Esas No: 2010/3028
Karar No: 2010/3766
Karar Tarihi: 05.04.2010
Yargıtay 14. Hukuk Dairesi 2010/3028 Esas 2010/3766 Karar Sayılı İlamı
"İçtihat Metni"
MAHKEMESİ :Asliye Hukuk Mahkemesi
Davacılar vekili tarafından, davalılar aleyhine 04.02.2009 gününde verilen dilekçe ile mera tespit ve tahsisine itiraz ile ihtiyaç listesine isimlerinin yazılması istenmesi üzerine yapılan duruşma sonunda; davanın kabulüne dair verilen 07.12.2009 günlü hükmün Yargıtayca incelenmesi davalı Hazine vekili tarafından istenilmekle süresinde olduğu anlaşılan temyiz dilekçesinin kabulüne karar verildikten sonra dosya ve içerisindeki bütün kağıtlar incelenerek gereği düşünüldü:
K A R A R
Davacılar, davalı köylere mera ve yaylak olarak tahsis edilen yerden yararlanma hakları olduğu halde adlarının yararlanma listesine yazılmadığını, mera tahsis komisyonu kararının bu haliyle haksız olduğunu, ihtiyaç sahiplerinin listesine adlarının yazılmalarına karar verilmesini istemiştir.

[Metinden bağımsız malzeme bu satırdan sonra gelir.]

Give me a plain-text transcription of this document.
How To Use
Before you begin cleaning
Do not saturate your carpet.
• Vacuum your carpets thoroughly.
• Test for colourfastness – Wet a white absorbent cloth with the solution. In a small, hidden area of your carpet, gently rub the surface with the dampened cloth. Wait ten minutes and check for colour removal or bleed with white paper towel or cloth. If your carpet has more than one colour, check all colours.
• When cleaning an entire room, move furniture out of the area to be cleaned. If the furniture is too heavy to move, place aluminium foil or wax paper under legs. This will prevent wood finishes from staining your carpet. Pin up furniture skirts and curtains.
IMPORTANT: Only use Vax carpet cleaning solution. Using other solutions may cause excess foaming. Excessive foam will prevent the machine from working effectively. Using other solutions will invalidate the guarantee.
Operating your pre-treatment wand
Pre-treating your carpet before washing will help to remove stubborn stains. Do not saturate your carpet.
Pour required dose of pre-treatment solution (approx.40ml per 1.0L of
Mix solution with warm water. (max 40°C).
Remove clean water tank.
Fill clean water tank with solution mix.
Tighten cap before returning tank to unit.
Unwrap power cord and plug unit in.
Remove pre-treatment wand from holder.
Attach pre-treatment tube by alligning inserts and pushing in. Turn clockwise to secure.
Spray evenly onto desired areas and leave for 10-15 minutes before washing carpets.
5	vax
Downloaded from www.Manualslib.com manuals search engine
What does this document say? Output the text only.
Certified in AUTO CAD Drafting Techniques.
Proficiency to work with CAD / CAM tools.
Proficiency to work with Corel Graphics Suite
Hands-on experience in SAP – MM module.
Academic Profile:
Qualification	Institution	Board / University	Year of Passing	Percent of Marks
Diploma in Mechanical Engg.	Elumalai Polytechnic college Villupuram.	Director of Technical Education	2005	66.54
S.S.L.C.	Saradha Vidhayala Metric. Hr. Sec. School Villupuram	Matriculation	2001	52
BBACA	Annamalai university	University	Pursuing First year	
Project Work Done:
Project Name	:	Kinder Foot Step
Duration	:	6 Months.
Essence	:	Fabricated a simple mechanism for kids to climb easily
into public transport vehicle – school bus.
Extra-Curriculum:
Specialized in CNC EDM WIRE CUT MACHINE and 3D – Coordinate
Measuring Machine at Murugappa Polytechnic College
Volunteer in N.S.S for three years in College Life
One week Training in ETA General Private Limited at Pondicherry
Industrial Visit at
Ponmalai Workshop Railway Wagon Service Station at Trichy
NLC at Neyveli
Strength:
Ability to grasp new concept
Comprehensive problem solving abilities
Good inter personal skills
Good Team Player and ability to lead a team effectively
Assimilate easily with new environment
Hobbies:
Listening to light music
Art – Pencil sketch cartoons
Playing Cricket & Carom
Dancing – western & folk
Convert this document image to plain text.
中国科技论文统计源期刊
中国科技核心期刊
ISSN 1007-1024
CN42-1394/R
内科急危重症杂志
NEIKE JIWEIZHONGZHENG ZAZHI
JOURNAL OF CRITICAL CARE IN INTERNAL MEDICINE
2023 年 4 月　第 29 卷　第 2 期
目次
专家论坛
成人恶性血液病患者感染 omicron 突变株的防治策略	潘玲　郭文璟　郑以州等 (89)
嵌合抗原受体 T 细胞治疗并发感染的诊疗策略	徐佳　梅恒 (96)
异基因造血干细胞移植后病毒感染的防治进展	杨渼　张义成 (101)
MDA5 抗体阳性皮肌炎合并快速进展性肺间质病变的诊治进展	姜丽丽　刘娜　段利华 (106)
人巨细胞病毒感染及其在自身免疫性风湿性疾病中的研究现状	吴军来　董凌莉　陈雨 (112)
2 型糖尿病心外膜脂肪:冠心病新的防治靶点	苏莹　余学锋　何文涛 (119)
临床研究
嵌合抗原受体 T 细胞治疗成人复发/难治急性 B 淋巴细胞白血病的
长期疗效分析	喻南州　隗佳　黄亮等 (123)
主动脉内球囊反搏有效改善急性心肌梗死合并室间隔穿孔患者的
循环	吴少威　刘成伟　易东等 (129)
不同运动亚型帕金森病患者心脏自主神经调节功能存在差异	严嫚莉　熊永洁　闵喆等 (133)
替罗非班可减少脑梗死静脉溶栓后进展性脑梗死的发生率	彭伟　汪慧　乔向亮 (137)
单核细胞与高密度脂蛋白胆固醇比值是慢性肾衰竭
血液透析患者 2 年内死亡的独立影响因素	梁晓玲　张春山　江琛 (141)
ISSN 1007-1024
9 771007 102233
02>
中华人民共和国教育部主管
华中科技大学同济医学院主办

Davalılardan ... Köy Tüzel Kişiliği davayı kabul etmiş, diğerleri yanıt vermemiştir.
Mahkemece, dava kabul edilmiştir.
Hükmü, davalılardan Hazine temyiz etmiştir.
Dosyada yer alan bilgi ve belgelerden tahsis kararının mevcut haliyle 16.06.2007 tarihinde askıya çıkartıldığı, 16.07.2007 tarihinde askıdan indirildiği, davanın ise 24.07.2007 tarihinde açıldığı anlaşılmaktadır.
4342 sayılı Mera Kanununun 13. maddesinin 5. fıkrasına göre komisyon kararlarına karşı 30 günlük askı ilan süresi ve tebligatı gerektiren hallerde tebliğinden itibaren 30 günlük süre içinde asliye hukuk mahkemesine, kadastro yapılan yerlerde ise kadastro mahkemesine dava açılabilir. Görülüyor ki, eldeki dava askı ilan süresi dışında ve 24.07.2007 tarihinde açılmıştır. Davanın dinlenme olanağı yokken işin esasının incelenerek hükme bağlanması bu nedenle doğru olmamıştır.
Kabule göre de; “yararlanma hakkı ve kapsamı” başlıklı 4342 sayılı Kanununun 22. maddesine göre bir kimsenin yararlanma hakkının kabulü için tahsis yapılan köy ve belediye sınırları içerisinde arazisi olması, çiftçi ailesinin o köy veya belediyeye tahsis edilen meranın bulunduğu mahalde yerleşme amacıyla tahsisin yapıldığı tarihte en az 6 aydan beri ikamet ediyor olması gerekir. Somut olayda ise; davacılar dava dilekçesinde belirttikleri Giresun adresinde oturmaktadır. Her ne kadar yerel bilirkişi sözüne göre yaz aylarında yayladan arıcılık yaparak yararlandıkları anlaşılmakta ise de bu durum geçici ikametgah sayılacağından davacıların iddiası dinlenemez.
Mahkemece saptanan hususlar gözden kaçırılarak dava kabul edildiğinden karar bozulmalıdır.
SONUÇ: Temyiz olunan kararın yukarıda açıklanan nedenlerle BOZULMASINA, 05.04.2010 tarihinde oybirliği ile karar verildi.